Fundamental modes: The first (lowest frequency) mode (excluding rigid-body modes). For example, the shape of a diving board when someone is standing on the outboard end is similar to the first fundamental vibration mode:
Harmonic modes: Typically, a multiple of one of the fundamental modes. Harmonic mode shapes are more complex than fundamental modes and have more points of inflection. Going back to our diving board example, here is an image of the second harmonic of the fundamental vibration mode. There are two points of inflection along the length (dark blue), not counting the anchored end of the board:
There can be a simple up and down motion for one mode. Then, a simple side to side or front to back motion may occur at a higher frequency. In between these simple fundamental modes, we may discover one or more harmonic vibrating modes. Therefore, the shape does not necessarily become more complex for each successive (higher-frequency) mode. However, the overall trend is for the shapes to become more complex as the vibrating frequency increases.
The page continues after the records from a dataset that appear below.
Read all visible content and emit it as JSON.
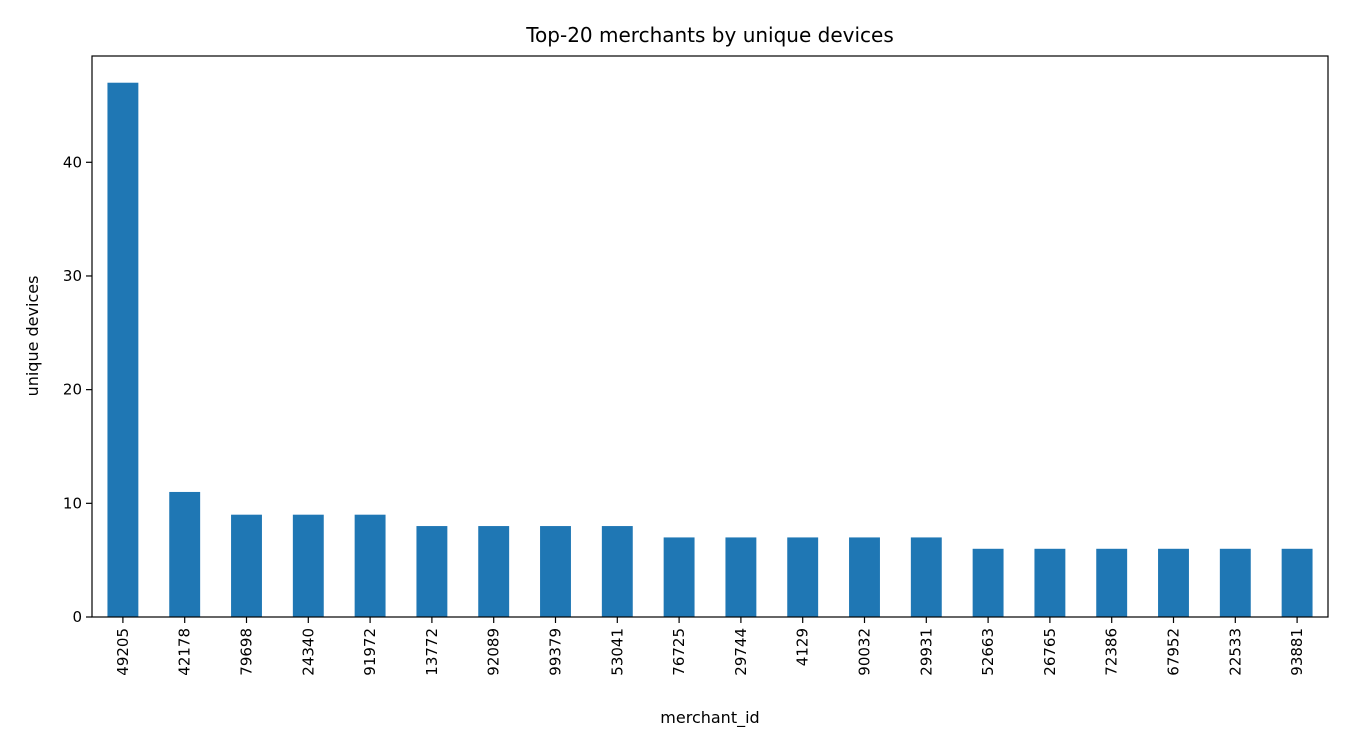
{
  "chart_data": {
    "type": "bar",
    "title": "Top-20 merchants by unique devices",
    "xlabel": "merchant_id",
    "ylabel": "unique devices",
    "categories": [
      "49205",
      "42178",
      "79698",
      "24340",
      "91972",
      "13772",
      "92089",
      "99379",
      "53041",
      "76725",
      "29744",
      "4129",
      "90032",
      "29931",
      "52663",
      "26765",
      "72386",
      "67952",
      "22533",
      "93881"
    ],
    "values": [
      47,
      11,
      9,
      9,
      9,
      8,
      8,
      8,
      8,
      7,
      7,
      7,
      7,
      7,
      6,
      6,
      6,
      6,
      6,
      6
    ],
    "ylim": [
      0,
      49.35
    ],
    "yticks": [
      0,
      10,
      20,
      30,
      40
    ],
    "bar_color": "#1f77b4",
    "grid": false,
    "legend": "none"
  }
}
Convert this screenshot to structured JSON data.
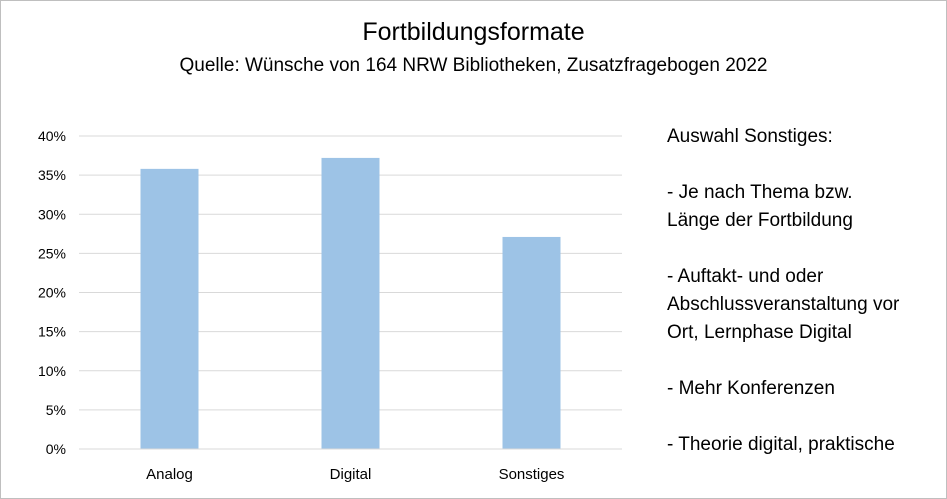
{
  "header": {
    "title": "Fortbildungsformate",
    "subtitle": "Quelle: Wünsche von 164 NRW Bibliotheken, Zusatzfragebogen 2022"
  },
  "chart_data": {
    "type": "bar",
    "title": "Fortbildungsformate",
    "subtitle": "Quelle: Wünsche von 164 NRW Bibliotheken, Zusatzfragebogen 2022",
    "categories": [
      "Analog",
      "Digital",
      "Sonstiges"
    ],
    "values": [
      35.8,
      37.2,
      27.1
    ],
    "unit": "%",
    "ylim": [
      0,
      40
    ],
    "yticks": [
      0,
      5,
      10,
      15,
      20,
      25,
      30,
      35,
      40
    ],
    "ytick_labels": [
      "0%",
      "5%",
      "10%",
      "15%",
      "20%",
      "25%",
      "30%",
      "35%",
      "40%"
    ],
    "xlabel": "",
    "ylabel": "",
    "grid": true,
    "legend": "none",
    "bar_color": "#9dc3e6",
    "grid_color": "#d9d9d9"
  },
  "notes": {
    "heading": "Auswahl Sonstiges:",
    "items": [
      [
        "- Je nach Thema bzw.",
        "Länge der Fortbildung"
      ],
      [
        "- Auftakt- und oder",
        "Abschlussveranstaltung vor",
        "Ort, Lernphase Digital"
      ],
      [
        "- Mehr Konferenzen"
      ],
      [
        "- Theorie digital, praktische"
      ]
    ]
  }
}
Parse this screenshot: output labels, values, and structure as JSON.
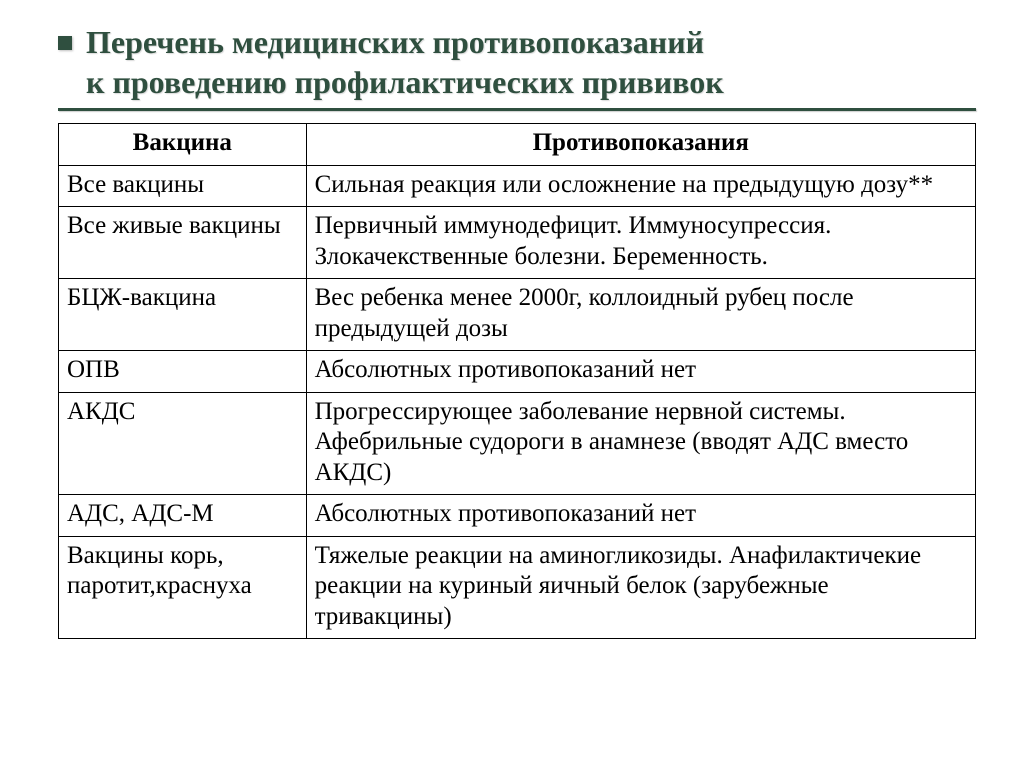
{
  "title": {
    "line1": "Перечень медицинских противопоказаний",
    "line2": "к проведению профилактических прививок",
    "color": "#2f4f3f",
    "fontsize": 32
  },
  "table": {
    "columns": [
      "Вакцина",
      "Противопоказания"
    ],
    "col_widths_pct": [
      27,
      73
    ],
    "header_fontweight": "bold",
    "cell_fontsize": 25,
    "border_color": "#000000",
    "rows": [
      [
        "Все вакцины",
        "Сильная реакция или осложнение на предыдущую дозу**"
      ],
      [
        "Все живые вакцины",
        "Первичный иммунодефицит. Иммуносупрессия. Злокачекственные болезни. Беременность."
      ],
      [
        "БЦЖ-вакцина",
        "Вес ребенка менее 2000г, коллоидный рубец после предыдущей дозы"
      ],
      [
        "ОПВ",
        "Абсолютных противопоказаний нет"
      ],
      [
        "АКДС",
        "Прогрессирующее заболевание нервной системы. Афебрильные судороги в анамнезе (вводят АДС вместо АКДС)"
      ],
      [
        "АДС, АДС-М",
        "Абсолютных противопоказаний нет"
      ],
      [
        "Вакцины корь, паротит,краснуха",
        "Тяжелые реакции на аминогликозиды. Анафилактичекие  реакции на куриный яичный белок (зарубежные тривакцины)"
      ]
    ]
  },
  "colors": {
    "accent": "#2f4f3f",
    "background": "#ffffff",
    "text": "#000000"
  }
}
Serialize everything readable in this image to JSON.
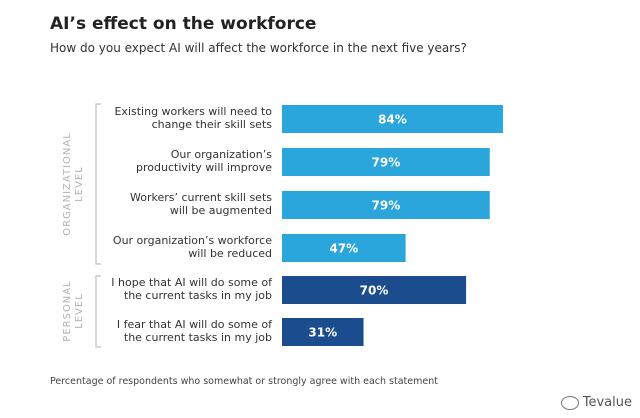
{
  "title": "AI’s effect on the workforce",
  "subtitle": "How do you expect  AI will affect the workforce in the next five years?",
  "footnote": "Percentage of respondents who somewhat or strongly agree with each statement",
  "watermark": {
    "text": "Tevalue",
    "icon": "wechat-icon"
  },
  "colors": {
    "organizational_bar": "#2aa6dc",
    "personal_bar": "#1b4c8d",
    "value_text": "#ffffff",
    "bracket": "#bfbfbf",
    "group_label": "#b3b3b3"
  },
  "chart_data": {
    "type": "bar",
    "orientation": "horizontal",
    "xlim": [
      0,
      100
    ],
    "grid": false,
    "groups": [
      {
        "label": "ORGANIZATIONAL LEVEL",
        "label_lines": [
          "ORGANIZATIONAL",
          "LEVEL"
        ]
      },
      {
        "label": "PERSONAL LEVEL",
        "label_lines": [
          "PERSONAL",
          "LEVEL"
        ]
      }
    ],
    "categories": [
      "Existing workers will need to change their skill sets",
      "Our organization’s productivity will improve",
      "Workers’ current skill sets will be augmented",
      "Our organization’s workforce will be reduced",
      "I hope that AI will do some of the current tasks in my job",
      "I fear that AI will do some of the current  tasks in my job"
    ],
    "category_lines": [
      [
        "Existing workers will need to",
        "change their skill sets"
      ],
      [
        "Our organization’s",
        "productivity will improve"
      ],
      [
        "Workers’ current skill sets",
        "will be augmented"
      ],
      [
        "Our organization’s workforce",
        "will be reduced"
      ],
      [
        "I hope that AI will do some of",
        "the current tasks in my job"
      ],
      [
        "I fear that AI will do some of",
        "the current  tasks in my job"
      ]
    ],
    "group_index": [
      0,
      0,
      0,
      0,
      1,
      1
    ],
    "values": [
      84,
      79,
      79,
      47,
      70,
      31
    ],
    "value_labels": [
      "84%",
      "79%",
      "79%",
      "47%",
      "70%",
      "31%"
    ]
  }
}
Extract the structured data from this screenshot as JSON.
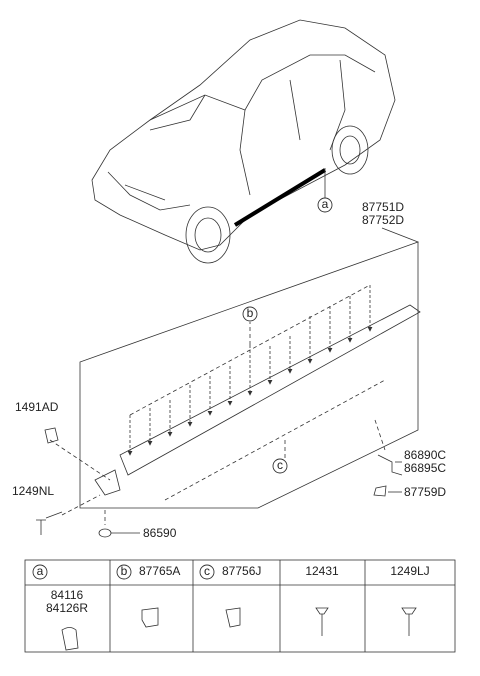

The following factors influence the natural frequencies and mode shapes:
- The shape of the structure
- The mass of the structure and how that mass is distributed
- The way the structure is constrained
- The stiffness of the material and structure
- The tensile or compressive loads applied to the structure
Consider a piano, guitar, or violin string. The greater the mass of the string, the lower its vibrating frequency. Conversely, the greater the string tension, the higher its vibrating frequency. The strongest vibration is the first fundamental mode (or base frequency), in which the whole string moves back and forth in a simple arc shape. The string shape becomes an S-curve for the first harmonic mode. That is, there is one point of inflection midlength, and the half-string portions move in opposite directions. Overtones occur when a higher frequency vibration is superimposed over a lower frequency mode.
Why perform a Modal Frequencies analysis?
Severe consequences can occur when a power source, such as a motor, produces a frequency at which an attached structure naturally vibrates. When something is excited at a natural frequency, the vibration is amplified. This phenomenon is called resonance. When vibration causes resonance in an object, destruction can occur, unless the parts are designed to withstand the stress.
Engineers must design so that resonance does not occur during regular operation of machines. It is a major purpose of modal frequencies analysis. Ideally, the first mode has a frequency higher than any potential driving frequency. Alternatively, the driving frequencies at operating speeds may exceed the natural frequency. In this case, the design must withstand the momentary resonance that occurs while the machine is accelerating to the operating speed.
For certain special cases, the engineer may want a design to resonate. An ultrasonic cleaner is an example of such a device. To minimize the power required to vibrate the machine, and to maximize the vibration magnitude, excite the structure at its natural frequency.
Whether your goal is to avoid or target natural frequencies, a Modal Frequencies simulation is a crucial part of the design process.